Série : Que reste-t-il de nos amours ? (11/16) : « Self-made-woman »

Depuis 1965, Marie-Laure Monti est établie comme coiffeuse au 27, rue d’Anvers. Paradigme de la lenteur dynamisante, elle sait que, pour bien soigner les cheveux, il faut d’abord oublier la hâte et apprendre à respirer.

Photos : Paulo Jorge Lobo

En 1955, j’étais apprentie comptable chez Léopold Lévy, mais je ne me sentais pas à ma place, même si j’aimais les défis. Une jeune cliente de l’hôtel Italia m’a suggéré de devenir coiffeuse, parce que c’était un métier où on pouvait apprendre plein de choses.

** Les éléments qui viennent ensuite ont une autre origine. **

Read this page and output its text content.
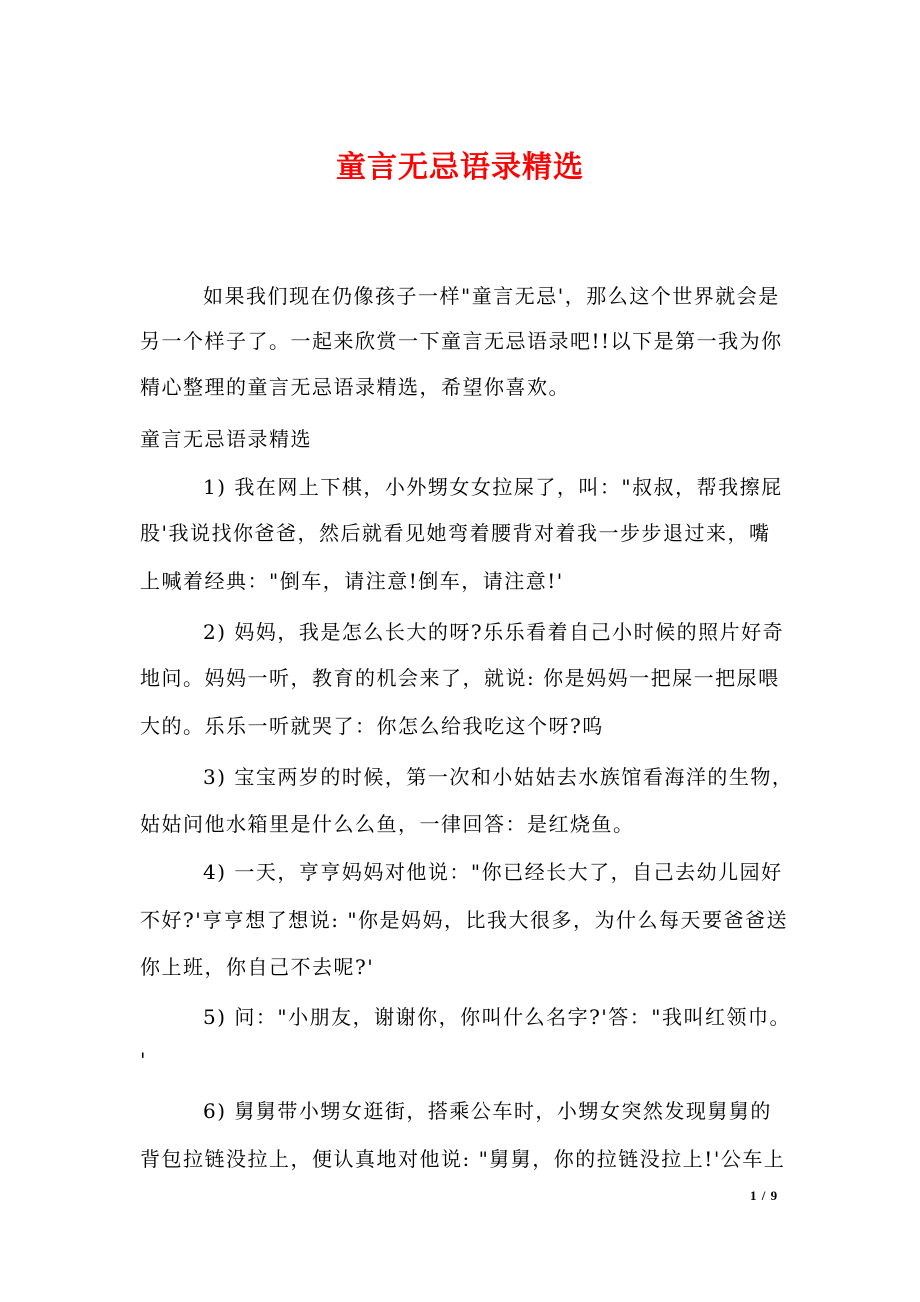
童言无忌语录精选
如果我们现在仍像孩子一样"童言无忌'，那么这个世界就会是
另一个样子了。一起来欣赏一下童言无忌语录吧!!以下是第一我为你
精心整理的童言无忌语录精选，希望你喜欢。
童言无忌语录精选
1) 我在网上下棋，小外甥女女拉屎了，叫："叔叔，帮我擦屁
股'我说找你爸爸，然后就看见她弯着腰背对着我一步步退过来，嘴
上喊着经典："倒车，请注意!倒车，请注意!'
2) 妈妈，我是怎么长大的呀?乐乐看着自己小时候的照片好奇
地问。妈妈一听，教育的机会来了，就说: 你是妈妈一把屎一把尿喂
大的。乐乐一听就哭了：你怎么给我吃这个呀?呜
3) 宝宝两岁的时候，第一次和小姑姑去水族馆看海洋的生物，
姑姑问他水箱里是什么么鱼，一律回答：是红烧鱼。
4) 一天，亨亨妈妈对他说："你已经长大了，自己去幼儿园好
不好?'亨亨想了想说: "你是妈妈，比我大很多，为什么每天要爸爸送
你上班，你自己不去呢?'
5) 问："小朋友，谢谢你，你叫什么名字?'答："我叫红领巾。
'
6) 舅舅带小甥女逛街，搭乘公车时，小甥女突然发现舅舅的
背包拉链没拉上，便认真地对他说: "舅舅，你的拉链没拉上!'公车上
1 / 9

J’ai l’ai dit à ma mère, qui m’a rétorqué : « Oh, non ! T’es folle ! » Mais c’était l’héritage de ma vie dans la montagne en Italie ! Je voulais soigner les personnes avec les plantes.

Avec beaucoup d’efforts, à 18 ans j’ai obtenu le diplôme d’ouvrière-coiffeuse. La matière plus importante pour moi était la chimie. Avenue de la Liberté, près de l’actuel salon ­Dessange, était installé un herboriste qui m’a beaucoup aidée. Je le consultais en cas de doute. Doucement, j’ai commencé à collectionner des plantes.

Tout marche quand vous réussissez à vous battre sans jamais céder. Le sens de mon discours a toujours été d’avancer sans rancune, pardonner et comprendre.

Je me suis présentée chez M. ­Piccini, qui était client de l’hôtel Italia et propriétaire du salon de coiffure que j’allais reprendre plus tard. Je lui ai demandé de commencer en tant qu’apprentie coiffeuse chez lui. Mais il n’avait pas de place et m’a recommandé à un collègue, M. Carmes, qui avait un salon au Limpertsberg. Or, la coiffeuse ne m’a pas acceptée et j’ai dû partir. M. Piccini m’a alors proposé à Mme Pariés, qui avait un salon à l’hôtel Alfa. J’y suis restée pendant presque deux ans.

Jamais céder

Pour des raisons politiques, Mme Pariés a commencé à me traiter avec mépris et je ne supportais pas ça. Je suis tombée malade. Après un séjour de deux mois en Italie, j’ai arrêté de travailler chez elle. Alors M. Piccini m’a prise chez lui.

Le jour de Noël de 1964, j’ai emménagé à cette adresse, et en juillet 1965, j’ai ouvert mon salon. J’ai tout de suite expliqué aux client-e-s que ma vision du métier était différente de ce à quoi ils et elles étaient ­habitué-e-s. Je recevais des dames de partout dans le pays. J’ai commencé à faire de la cure et les résultats ont été très positifs. Les voisin-e-s m’envoyaient des client-e-s. Ma clientèle était hétérogène : il y avait des fonctionnaires des institutions européennes et des jeunes mariées, dont je reçois aujourd’hui les petits-enfants. Il reste trois clientes de la première vague, dont une qui a 96 ans. La seule remarque que l’on me faisait parfois, c’était ma lenteur. J’avais du succès, mais parfois je continuais de subir des remarques racistes.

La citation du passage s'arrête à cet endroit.